A minha experiência é que a própria empresa foi ficando mais coesa, o que se notou bem quando a sua própria existência foi ameaçada, muito recentemente.

 

Sem relações humanas fortes nada se consegue. A minha experiência pessoal é que na sua grande maioria as pessoas são bem intencionadas e têm brio e orgulho no seu trabalho. Ao fim e ao cabo, algo que nos ocupa pelo menos 40 horas semanais tem que nos fazer algum sentido, para além de pagar as contas ao fim do mês (que também faz muita falta, que eu pessoalmente ainda vou gostando de comer e beber numa mesa e dormir numa cama…).

 

Eu gosto de relações fortes, intensas, conflituosas, com espaço para a queda e a redenção. Com o silêncio não se consegue nada, para além daquelas relações de casais muito fartas: aquelas em que marido e mulher se cruzam no corredor e tudo o que têm para dizer é estarem fartos um do outro.

 

Se calhar por vezes devia coibir-me de fazer comentários do tipo: "aqueles só usam o cérebro para arrefecer o sangue…" mas é mais forte do que eu, e na verdade isso não espelha aquilo que eu verdadeiramente penso acerca das pessoas.

 

O que eu acho é que, na expressão inolvidável do L: "são pessoas a serem pessoas". Pessoas em todo o seu esplendor e na plenitude das suas misérias, incluindo eu próprio, claro está.

 

Tento ou pelo menos gostaria de ser tal como me descrevo no meu blog de corrida:

 

"Corredor de montanha por paixão, cientista de formação, engenheiro por necessidade, amador da palavra escrita.
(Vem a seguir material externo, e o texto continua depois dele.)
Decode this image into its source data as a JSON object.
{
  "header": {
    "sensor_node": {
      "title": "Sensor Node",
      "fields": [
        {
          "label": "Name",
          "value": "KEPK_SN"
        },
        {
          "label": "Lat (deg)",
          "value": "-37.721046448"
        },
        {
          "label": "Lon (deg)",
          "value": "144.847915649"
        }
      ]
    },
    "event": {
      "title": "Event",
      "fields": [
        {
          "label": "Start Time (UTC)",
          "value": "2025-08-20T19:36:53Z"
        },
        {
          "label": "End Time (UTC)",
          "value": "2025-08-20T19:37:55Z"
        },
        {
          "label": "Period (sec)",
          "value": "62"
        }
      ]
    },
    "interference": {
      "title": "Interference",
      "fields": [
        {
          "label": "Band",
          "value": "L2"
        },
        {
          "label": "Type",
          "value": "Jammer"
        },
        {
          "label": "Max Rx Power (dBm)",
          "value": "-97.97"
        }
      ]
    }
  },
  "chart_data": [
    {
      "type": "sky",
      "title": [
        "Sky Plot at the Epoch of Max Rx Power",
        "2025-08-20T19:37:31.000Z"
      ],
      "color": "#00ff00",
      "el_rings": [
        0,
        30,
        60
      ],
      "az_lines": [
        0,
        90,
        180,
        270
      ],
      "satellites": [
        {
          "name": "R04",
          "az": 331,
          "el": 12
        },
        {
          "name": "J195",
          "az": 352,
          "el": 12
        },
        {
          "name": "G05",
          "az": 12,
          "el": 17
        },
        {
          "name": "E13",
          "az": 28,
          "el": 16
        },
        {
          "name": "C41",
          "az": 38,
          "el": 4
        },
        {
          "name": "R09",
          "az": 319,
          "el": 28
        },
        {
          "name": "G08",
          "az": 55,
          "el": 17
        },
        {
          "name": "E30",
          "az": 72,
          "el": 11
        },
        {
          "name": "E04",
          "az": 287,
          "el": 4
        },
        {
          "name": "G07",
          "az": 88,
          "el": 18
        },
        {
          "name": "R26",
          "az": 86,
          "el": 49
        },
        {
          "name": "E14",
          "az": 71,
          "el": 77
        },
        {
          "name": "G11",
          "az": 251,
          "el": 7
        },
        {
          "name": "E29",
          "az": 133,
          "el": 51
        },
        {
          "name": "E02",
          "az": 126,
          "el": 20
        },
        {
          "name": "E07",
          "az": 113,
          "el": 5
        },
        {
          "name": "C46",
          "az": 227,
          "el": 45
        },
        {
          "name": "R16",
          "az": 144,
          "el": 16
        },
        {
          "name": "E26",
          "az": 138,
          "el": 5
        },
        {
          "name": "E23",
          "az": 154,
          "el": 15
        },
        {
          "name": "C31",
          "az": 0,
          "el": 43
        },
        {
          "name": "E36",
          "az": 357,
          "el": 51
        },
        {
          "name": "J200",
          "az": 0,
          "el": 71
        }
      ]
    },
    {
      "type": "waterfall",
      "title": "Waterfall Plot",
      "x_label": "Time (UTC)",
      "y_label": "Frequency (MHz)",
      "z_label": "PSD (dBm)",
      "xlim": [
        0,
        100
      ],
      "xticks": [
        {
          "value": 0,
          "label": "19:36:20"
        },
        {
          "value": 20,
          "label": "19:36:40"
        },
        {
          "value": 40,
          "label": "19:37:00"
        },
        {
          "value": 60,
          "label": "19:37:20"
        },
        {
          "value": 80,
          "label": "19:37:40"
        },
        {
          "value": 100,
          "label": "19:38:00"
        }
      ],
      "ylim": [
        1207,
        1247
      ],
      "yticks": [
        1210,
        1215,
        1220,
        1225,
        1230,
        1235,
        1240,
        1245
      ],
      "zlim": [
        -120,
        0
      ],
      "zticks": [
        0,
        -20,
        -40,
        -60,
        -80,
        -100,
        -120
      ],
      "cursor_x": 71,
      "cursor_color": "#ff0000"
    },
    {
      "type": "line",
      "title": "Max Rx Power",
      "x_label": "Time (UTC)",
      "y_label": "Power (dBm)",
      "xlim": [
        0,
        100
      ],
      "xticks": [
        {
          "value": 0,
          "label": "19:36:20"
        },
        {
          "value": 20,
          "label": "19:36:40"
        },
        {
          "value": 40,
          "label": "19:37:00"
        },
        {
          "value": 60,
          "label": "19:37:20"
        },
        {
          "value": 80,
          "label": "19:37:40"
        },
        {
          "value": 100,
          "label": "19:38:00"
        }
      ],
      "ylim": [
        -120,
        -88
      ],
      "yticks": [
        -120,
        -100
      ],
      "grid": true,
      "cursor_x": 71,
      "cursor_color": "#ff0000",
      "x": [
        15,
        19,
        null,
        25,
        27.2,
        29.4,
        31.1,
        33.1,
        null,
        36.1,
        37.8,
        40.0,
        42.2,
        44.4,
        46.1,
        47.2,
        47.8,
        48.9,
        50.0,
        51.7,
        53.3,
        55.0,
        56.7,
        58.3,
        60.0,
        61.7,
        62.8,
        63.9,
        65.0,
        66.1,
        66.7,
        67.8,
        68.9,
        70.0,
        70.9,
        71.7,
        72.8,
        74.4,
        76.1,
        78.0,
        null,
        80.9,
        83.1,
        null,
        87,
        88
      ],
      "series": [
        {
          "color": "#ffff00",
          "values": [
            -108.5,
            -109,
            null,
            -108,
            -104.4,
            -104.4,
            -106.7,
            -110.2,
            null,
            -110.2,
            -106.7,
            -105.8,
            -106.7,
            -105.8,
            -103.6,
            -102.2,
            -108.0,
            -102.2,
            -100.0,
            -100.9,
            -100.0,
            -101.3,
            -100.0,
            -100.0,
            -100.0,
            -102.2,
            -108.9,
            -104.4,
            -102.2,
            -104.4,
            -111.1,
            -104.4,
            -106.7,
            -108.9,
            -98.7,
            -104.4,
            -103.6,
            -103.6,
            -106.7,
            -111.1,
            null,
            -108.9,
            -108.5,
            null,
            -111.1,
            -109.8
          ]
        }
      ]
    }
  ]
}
As pessoas são o fenómeno mais intrigante do universo: contraditórias, vastas, profundas, capazes de conter tudo e o seu contrário. A vida é uma enorme, louca e bela aventura, que nos dá uma única oportunidade para trilhar o caminho. Há que aproveitar ao máximo."

 

E eu tenho tido o privilégio de privar com pessoas fantásticas. Em todas as equipas por onde tenho passado e por todas as equipas com quem tenho interagido. Pessoas fora de série a nível profissional mas também a nível pessoal. Que são capazes de dar do seu tempo para ajudar um colega, ou para solucionar o problema de um cliente.

 

Trabalhar nas operações é um trabalho muito desafiante, duro e pouco reconhecido. Se fosse mais reconhecido, ver-se-iam pessoas a mudar da engenharia para as operações e não o contrário.

 

Mas dá cá uma tarimba! Acho que deveria ser uma enorme mais valia no CV.

 

Neste relato existirão com certeza muitas imprecisões, nas data e nos acontecimentos. A memória tem filtros muito seletivos, e na verdade não é de todo uma tela em que os eventos passados são projetados tal como sucederam. É antes uma tela onde recriamos o passado com base em todas as experiências que tivemos desde então. Daí que para duas pessoas diferentes, mesmo o passado comum é sempre algo distinto. Mas, dito isto, há sempre muitos elementos que unem.